PyTorch DepthNet Training on Still Box dataset

Overview

DepthNet training on Still Box

Project page

This code can replicate the results of our paper that was published in UAVg-17. If you use this repo in your work, please cite us with the following bibtex :

@Article{isprs-annals-IV-2-W3-67-2017,
AUTHOR = {Pinard, C. and Chevalley, L. and Manzanera, A. and Filliat, D.},
TITLE = {END-TO-END DEPTH FROM MOTION WITH STABILIZED MONOCULAR VIDEOS},
JOURNAL = {ISPRS Annals of Photogrammetry, Remote Sensing and Spatial Information Sciences},
VOLUME = {IV-2/W3},
YEAR = {2017},
PAGES = {67--74},
URL = {https://www.isprs-ann-photogramm-remote-sens-spatial-inf-sci.net/IV-2-W3/67/2017/},
DOI = {10.5194/isprs-annals-IV-2-W3-67-2017}
}

depthnet

End-to-end depth from motion with stabilized monocular videos

  • This code shows how the only translational movement of the camera can be leveraged to compute a very precise depth map, even at more than 300 times the displacement.
  • Thus, for a camera movement of 30cm (nominal displacement used here), you can see as far as 100m.

See our second paper for information about using this code on real videos with speed estimation

Multi range Real-time depth inference from a monocular stabilized footage using a Fully Convolutional Neural Network

Click Below for video

youtube video

DepthNet

DepthNet is a network designed to infer Depth Map directly from a pair of stabilized image.

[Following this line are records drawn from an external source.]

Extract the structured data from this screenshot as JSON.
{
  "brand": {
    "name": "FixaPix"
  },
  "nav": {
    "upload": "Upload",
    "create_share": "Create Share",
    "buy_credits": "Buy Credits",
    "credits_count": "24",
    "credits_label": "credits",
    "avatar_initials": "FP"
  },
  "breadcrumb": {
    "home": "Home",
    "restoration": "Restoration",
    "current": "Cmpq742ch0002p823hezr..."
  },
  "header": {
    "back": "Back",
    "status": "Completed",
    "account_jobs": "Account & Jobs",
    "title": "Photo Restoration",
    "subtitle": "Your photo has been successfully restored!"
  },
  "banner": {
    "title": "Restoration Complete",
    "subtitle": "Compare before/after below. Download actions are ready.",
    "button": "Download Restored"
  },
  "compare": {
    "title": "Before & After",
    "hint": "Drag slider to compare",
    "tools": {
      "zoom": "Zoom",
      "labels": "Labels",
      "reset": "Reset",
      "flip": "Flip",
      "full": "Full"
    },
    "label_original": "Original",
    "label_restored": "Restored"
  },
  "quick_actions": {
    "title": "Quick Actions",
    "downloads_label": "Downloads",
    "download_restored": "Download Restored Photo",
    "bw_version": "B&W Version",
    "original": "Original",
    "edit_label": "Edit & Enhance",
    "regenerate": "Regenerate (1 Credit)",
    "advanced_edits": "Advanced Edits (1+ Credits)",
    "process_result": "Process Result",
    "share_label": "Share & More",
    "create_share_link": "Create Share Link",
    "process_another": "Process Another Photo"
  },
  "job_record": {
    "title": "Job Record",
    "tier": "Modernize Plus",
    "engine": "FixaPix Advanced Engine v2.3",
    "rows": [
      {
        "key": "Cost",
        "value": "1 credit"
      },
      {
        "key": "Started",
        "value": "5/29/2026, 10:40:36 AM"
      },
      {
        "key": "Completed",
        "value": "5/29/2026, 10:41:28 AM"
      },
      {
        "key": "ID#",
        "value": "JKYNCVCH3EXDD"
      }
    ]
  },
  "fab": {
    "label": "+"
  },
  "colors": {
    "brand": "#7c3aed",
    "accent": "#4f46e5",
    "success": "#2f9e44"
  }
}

  • No information is given about movement direction
  • DepthNet is Fully Convolutional, which means it is completely robust to optical center fault
  • This network only works for pinhole-like pictures

Still Box

stillbox

Still box is a dataset created specifically for supervised training of depth map inference for stabilized aerial footage. It tries to mimic typical drone footages in static scenes, and depth is impossible to infer from a single image, as shapes get all kinds of sizes and positions.

  • You can download it here
  • The dataset webpage also provides a tutorial on how to read the data

Training

Requirements

[sudo] pip3 install -r requirements.txt

If you want to log some outputs from the validation set with the --log-output option, you need openCV python bindings to convert depth to RGB with a rainbow colormap.

If you don't have opencv, grayscales will be logged

Usage

Best results can be obtained by training on still box 64 and then finetuned successively up to the resolution you target. Here are the parameters used for the paper (please note how learning rate and batch size are changed, training was done a single GTX 980Ti).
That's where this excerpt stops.